В Большой Комнате тусклый свет лучины едва разгонял мрак, дед, похоже, ещё не спал. Он, кряхтя, поднялся с лавки и жестом подозвал к себе.

— Привет, дедуля, как себя чувствуешь?

— Плохо, внук. Плохо... — ответил он тихо, почти шёпотом.

— Что-нибудь принести? — взволнованно осведомился я.

Дед чуть приподнял голову и прошептал:

— Да. За печкой на полке.

— Что там?

Он закашлялся:

— Старый конверт, с надписью «Внуку».

Я забрался на печь и принялся рыться в бумагах. Наконец, нашёл конверт, настолько древний, что казалось, любое прикосновение могло обратить его в прах.

— Этот? — я протянул находку деду.

— Этот, этот. Будь с ним поаккуратнее.

Он снова зашёлся в кашле.

— Я знаю, всю жизнь ты искал ответы на вопросы: Кто мы? Откуда? — продолжил он после паузы, — Так вот, теперь я передаю их тебе. Как и мой дед передал это письмо на смертном одре.
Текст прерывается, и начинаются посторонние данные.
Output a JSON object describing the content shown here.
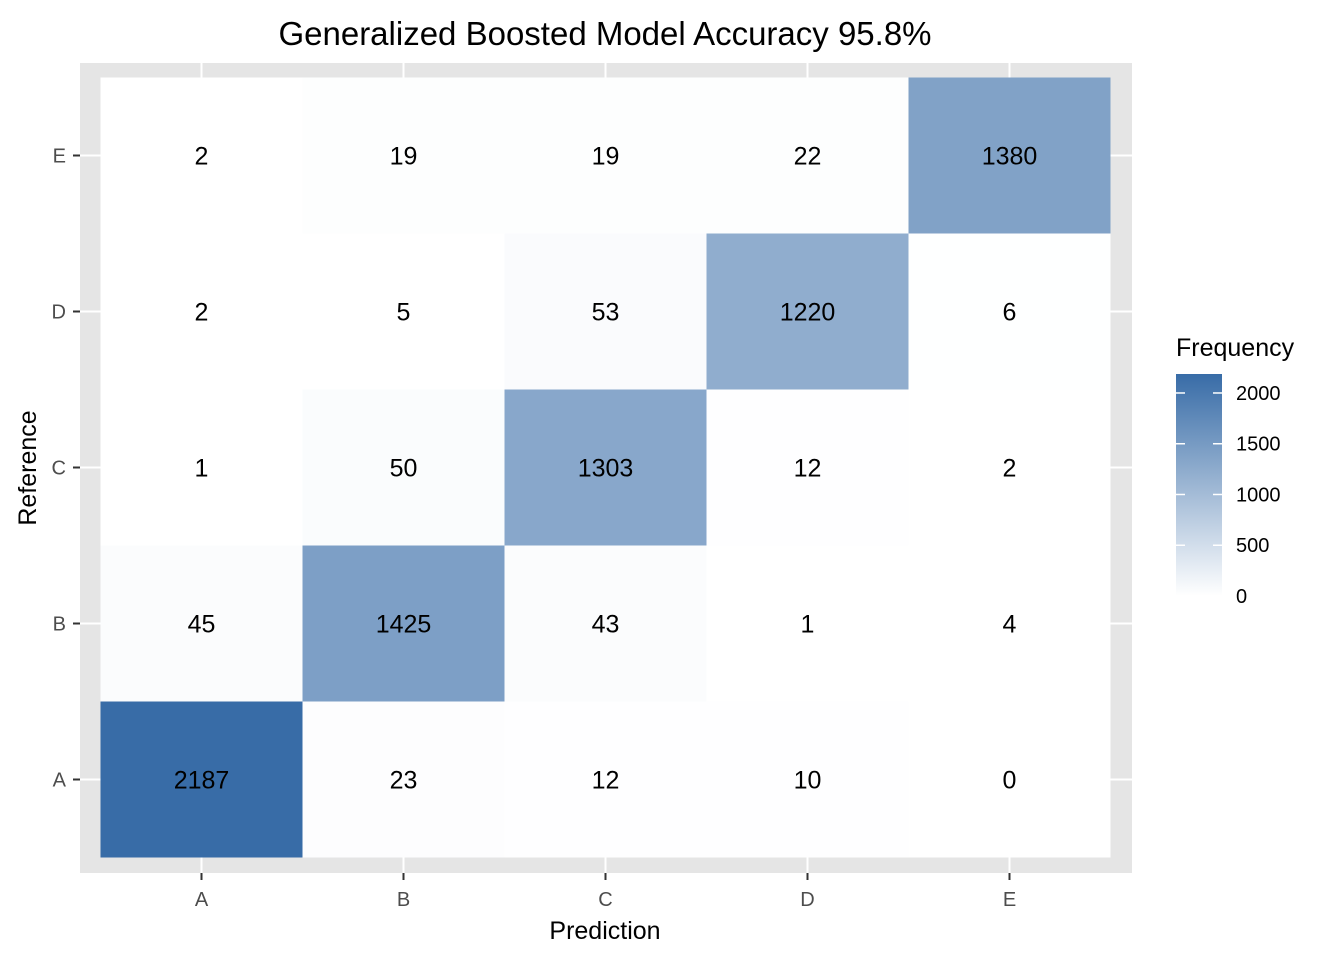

— Ну что ты такое говоришь, дед Вань! Уверен, ещё меня переживёшь. — попытался я улыбнуться, но улыбка получилась вымученной.

— Читай! — скомандовал он скрипучим голосом.

Я кивнул и осторожно раскрыл конверт, вытащив из него несколько листов берестяной бумаги, исписанной с двух сторон чернилами. Нашёл первую страницу и углубился в чтение:

Письмо

Любимому внуку, Ванечке.

Бабы Лены больше нет с нами, и я чувствую, что моя встреча с ней не за горами. Но прежде чем уйти, хочу, чтобы ты знал: если бы не настойчивость Лены и её неиссякаемая вера в чудеса, ни мне, ни вам не довелось бы познать эти сокровища — нашу прекрасную долину, пропитанный хвоей воздух и журчание водопада.

Вот моя история:

"Вздохнув, я прислонился к стальному выступу на бетонной стене, отчего рубаха окрасилась в цвет ржавчины.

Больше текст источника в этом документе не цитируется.